"Specify a function of the form z = f(x,y). The function must accept two matrix input arguments and return a matrix output argument of the same size."
The simplest solution is to define 2 anonymous functions; one for ga and one for fcontour.

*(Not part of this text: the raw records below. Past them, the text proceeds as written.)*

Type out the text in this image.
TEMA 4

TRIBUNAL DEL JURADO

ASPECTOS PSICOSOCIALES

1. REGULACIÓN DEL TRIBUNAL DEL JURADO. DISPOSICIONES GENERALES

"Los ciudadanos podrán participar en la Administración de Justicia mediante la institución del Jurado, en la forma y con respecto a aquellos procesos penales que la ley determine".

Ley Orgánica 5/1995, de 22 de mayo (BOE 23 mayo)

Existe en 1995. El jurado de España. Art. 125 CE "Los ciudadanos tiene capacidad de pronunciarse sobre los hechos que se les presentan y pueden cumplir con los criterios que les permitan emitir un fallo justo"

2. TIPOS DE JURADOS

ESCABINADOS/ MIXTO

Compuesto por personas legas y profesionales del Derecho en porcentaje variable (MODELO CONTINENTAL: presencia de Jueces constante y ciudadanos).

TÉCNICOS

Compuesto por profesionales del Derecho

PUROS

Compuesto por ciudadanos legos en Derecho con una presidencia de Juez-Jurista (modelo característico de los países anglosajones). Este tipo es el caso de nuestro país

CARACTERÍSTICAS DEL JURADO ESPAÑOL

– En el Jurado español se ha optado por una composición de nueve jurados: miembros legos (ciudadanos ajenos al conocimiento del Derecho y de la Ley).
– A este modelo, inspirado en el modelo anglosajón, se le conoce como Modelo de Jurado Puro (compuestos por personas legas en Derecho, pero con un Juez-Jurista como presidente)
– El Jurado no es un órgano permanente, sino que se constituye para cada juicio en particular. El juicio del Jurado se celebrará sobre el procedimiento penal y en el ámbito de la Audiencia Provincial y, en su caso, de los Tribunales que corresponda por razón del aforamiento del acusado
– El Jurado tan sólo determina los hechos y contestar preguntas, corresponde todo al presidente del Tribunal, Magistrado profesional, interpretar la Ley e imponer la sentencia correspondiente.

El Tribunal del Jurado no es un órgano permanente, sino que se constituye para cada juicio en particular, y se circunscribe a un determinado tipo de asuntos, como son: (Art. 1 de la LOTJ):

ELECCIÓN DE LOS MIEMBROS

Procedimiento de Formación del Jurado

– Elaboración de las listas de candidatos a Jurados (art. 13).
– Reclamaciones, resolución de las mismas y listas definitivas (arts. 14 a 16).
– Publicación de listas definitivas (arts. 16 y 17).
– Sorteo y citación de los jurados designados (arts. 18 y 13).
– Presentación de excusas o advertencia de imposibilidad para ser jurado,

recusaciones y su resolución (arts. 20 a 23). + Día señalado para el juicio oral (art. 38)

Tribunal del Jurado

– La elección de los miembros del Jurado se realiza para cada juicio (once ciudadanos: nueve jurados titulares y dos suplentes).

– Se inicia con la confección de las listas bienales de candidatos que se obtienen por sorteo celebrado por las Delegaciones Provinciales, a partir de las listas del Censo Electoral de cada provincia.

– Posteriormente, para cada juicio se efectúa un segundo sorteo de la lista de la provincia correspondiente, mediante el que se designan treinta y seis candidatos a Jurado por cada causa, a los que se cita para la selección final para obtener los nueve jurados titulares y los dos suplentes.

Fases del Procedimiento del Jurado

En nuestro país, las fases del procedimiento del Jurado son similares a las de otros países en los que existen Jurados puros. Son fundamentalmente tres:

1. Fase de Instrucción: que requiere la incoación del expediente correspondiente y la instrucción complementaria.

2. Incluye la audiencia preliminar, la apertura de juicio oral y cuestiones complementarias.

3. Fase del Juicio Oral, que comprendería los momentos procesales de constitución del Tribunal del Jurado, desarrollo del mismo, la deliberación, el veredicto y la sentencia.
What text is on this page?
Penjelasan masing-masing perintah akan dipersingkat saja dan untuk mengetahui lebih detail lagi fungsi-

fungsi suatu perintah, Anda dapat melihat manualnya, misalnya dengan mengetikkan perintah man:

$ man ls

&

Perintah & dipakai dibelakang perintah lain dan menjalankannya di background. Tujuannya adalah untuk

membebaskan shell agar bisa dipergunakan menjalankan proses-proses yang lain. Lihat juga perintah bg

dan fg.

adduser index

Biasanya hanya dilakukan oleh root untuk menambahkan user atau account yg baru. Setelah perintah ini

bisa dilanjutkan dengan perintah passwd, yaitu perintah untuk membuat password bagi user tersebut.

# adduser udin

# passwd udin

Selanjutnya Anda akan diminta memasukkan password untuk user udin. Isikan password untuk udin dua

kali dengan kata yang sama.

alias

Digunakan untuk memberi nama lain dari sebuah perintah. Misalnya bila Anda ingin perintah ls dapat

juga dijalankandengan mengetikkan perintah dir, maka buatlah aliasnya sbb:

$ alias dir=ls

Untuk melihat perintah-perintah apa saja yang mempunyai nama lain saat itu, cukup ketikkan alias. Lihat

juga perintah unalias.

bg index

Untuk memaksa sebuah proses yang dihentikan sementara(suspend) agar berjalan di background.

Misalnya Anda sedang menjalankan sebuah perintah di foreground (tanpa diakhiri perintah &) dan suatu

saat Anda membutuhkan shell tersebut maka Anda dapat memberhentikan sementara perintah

One other correction. You wrote your anonymous function to only use the first 2 values of the input rather than all values. I have adjusted it to treat the first column as x and the second column as y.
% GA without constraints
% Objective function
f1 = @(x) (x(:,1).^4) + ((2.*x(:,1).^2).*x(:,2)) + x(:,2).^2 +3;
f2 = @(x,y) x.^4 + 2*x.^2.*y + y.^2 +3;
% LHS of linear inequalities
A = [];
% RHS of linear inequalities
B = [];
% No linear equalities
Aeq = [];
Beq = [];
% Nonlinear constraints
nonlcon = [];
lb = [-Inf, -Inf];
% Alternatively:
% lb = []
ub = [Inf, Inf];
options = optimoptions('ga','ConstraintTolerance',1e-8,'PlotFcn', @gaplotbestf);
% Solve the problem
[x, fval] = ga(f1, 2, A, B, Aeq, Beq, lb, ub, nonlcon, options);
fprintf("The optimal decision is:\nx = %f\ny = %f\nThis solution has value %f\n", x(1), x(2), fval);
figure
hold on
fcont = fcontour(f2, [-10 10 -50 50],'LevelStep',200);
optpoint = scatter(x(1), x(2), 200, [0 0 0], '*');
legend([optpoint,fcont], {'Solution','Objective'}, 'Location', 'Southwest');
hold off